The cretaceous fauna of Guadalajara
“The knowledge about Algorachelus can be radically improved, thanks to the discovery of numerous complete shells, both juvenile and adult individuals, but also the largest collection of skulls in all of Europe and one of the largest worldwide of the group to which this belongs turtle ”, details Pérez García.
In addition to the turtles, the campaign has brought to light the representatives of other previously poorly known lineages. "We have identified a greater diversity of fish than considered so far," says the scientist who has been able to recognize remains of fish of African origin.
This finding supports the hypothesis of the replacement of various European vertebrates by fauna from the southern landmass, called Gondwana and formed by Africa and South America. The first example of this dispersal was the Algorachelus peregrina tortoise, originating from what was now Africa and whose remains were found during the first campaign in Algora.

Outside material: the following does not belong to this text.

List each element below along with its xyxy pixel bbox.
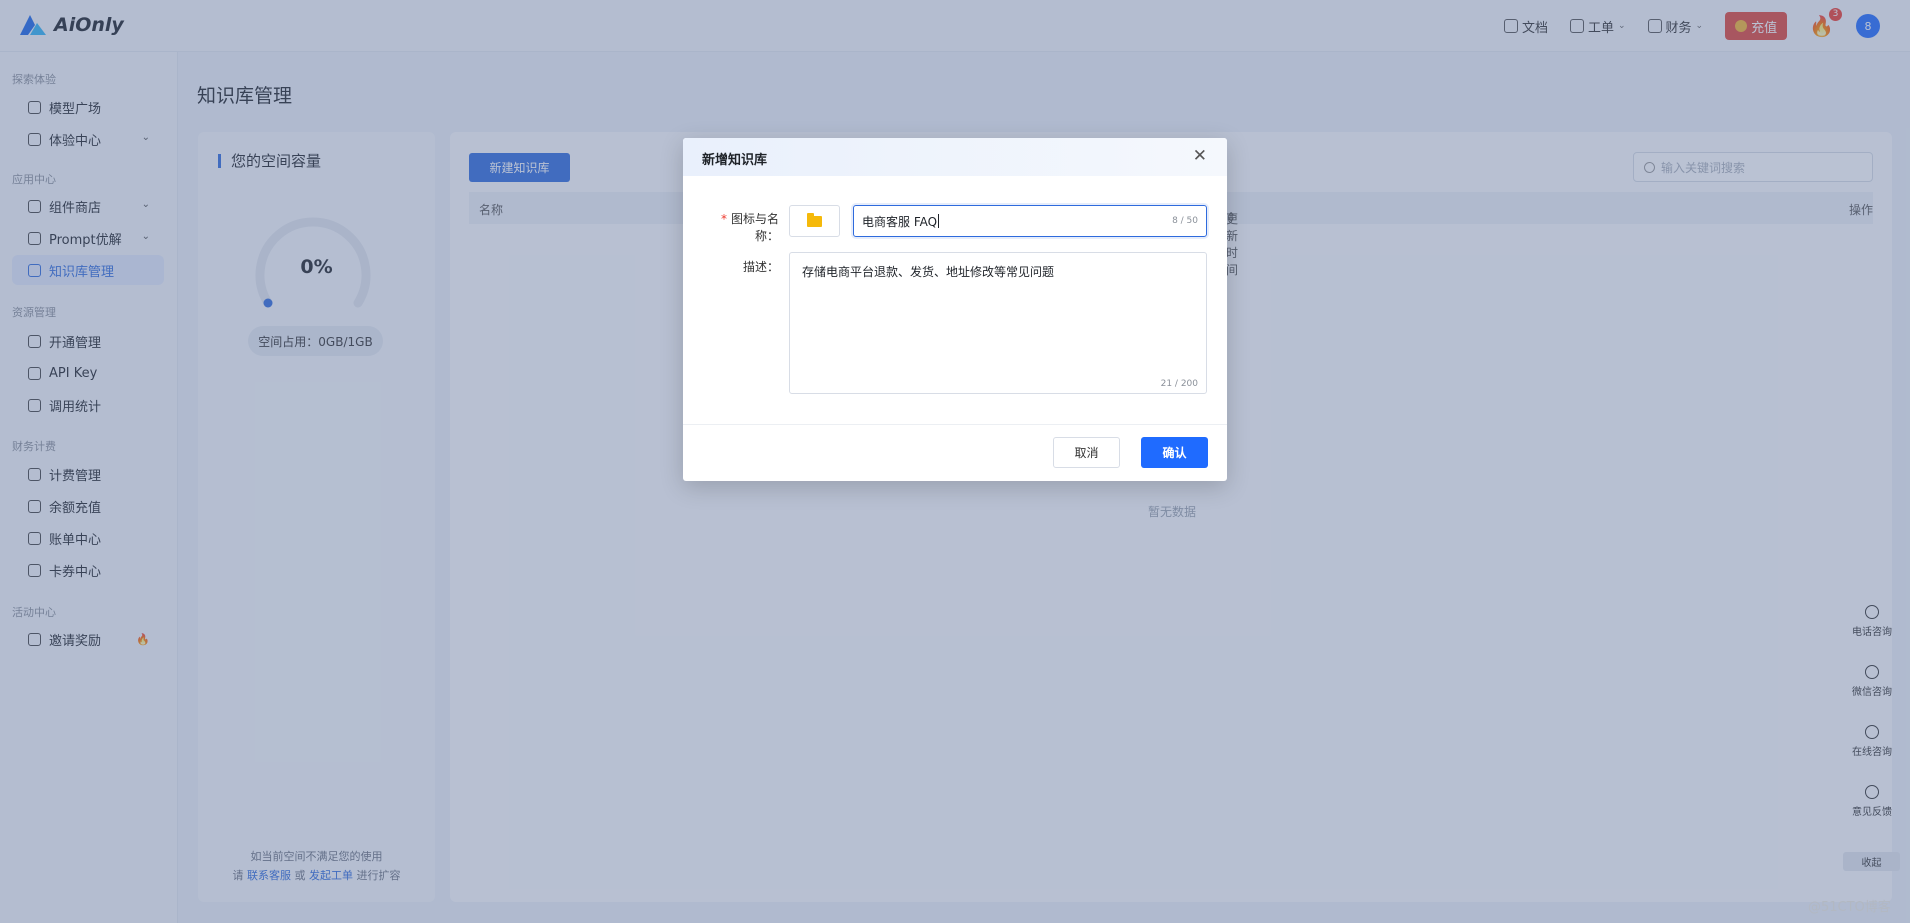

The successful excavation also shows the presence of various forms of crocodiles, of which very little information was had. “The new material allows us to recognize that some primitive crocodile lineages they still survived at the beginning of the Upper Cretaceous, along with forms attributable to more modern lineages, which ended up completely replacing them several million years later ”, says the paleontologist.
A partial skeleton of titanosaur
Algora's environment 95 million years ago was also the herbivorous dinosaur habitat. Far from being a desert environment as previously thought, the region was actually a tropical coastal area, with large forests, according to the great biodiversity of species discovered.
The group has in fact discovered a partial skeleton –vertebrae, elements of the girdle and limbs– of a relatively small herbivore, which could correspond to a new species of sauropod.
"It would be the oldest European representative of titanosaurs, which were one of the most abundant and diverse groups of dinosaurs in the deposits of the final part of the Cretaceous in this continent ”, indicates Adán Pérez García.
The analysis of the fossils will now allow us to know the origin of the European members of this lineage of sauropods, very common at the end of the period dominated by dinosaurs. "The possibility that the Algora sauropod is a new species is high, and the same may occur with representatives of other groups found during this excavation", concludes the researcher.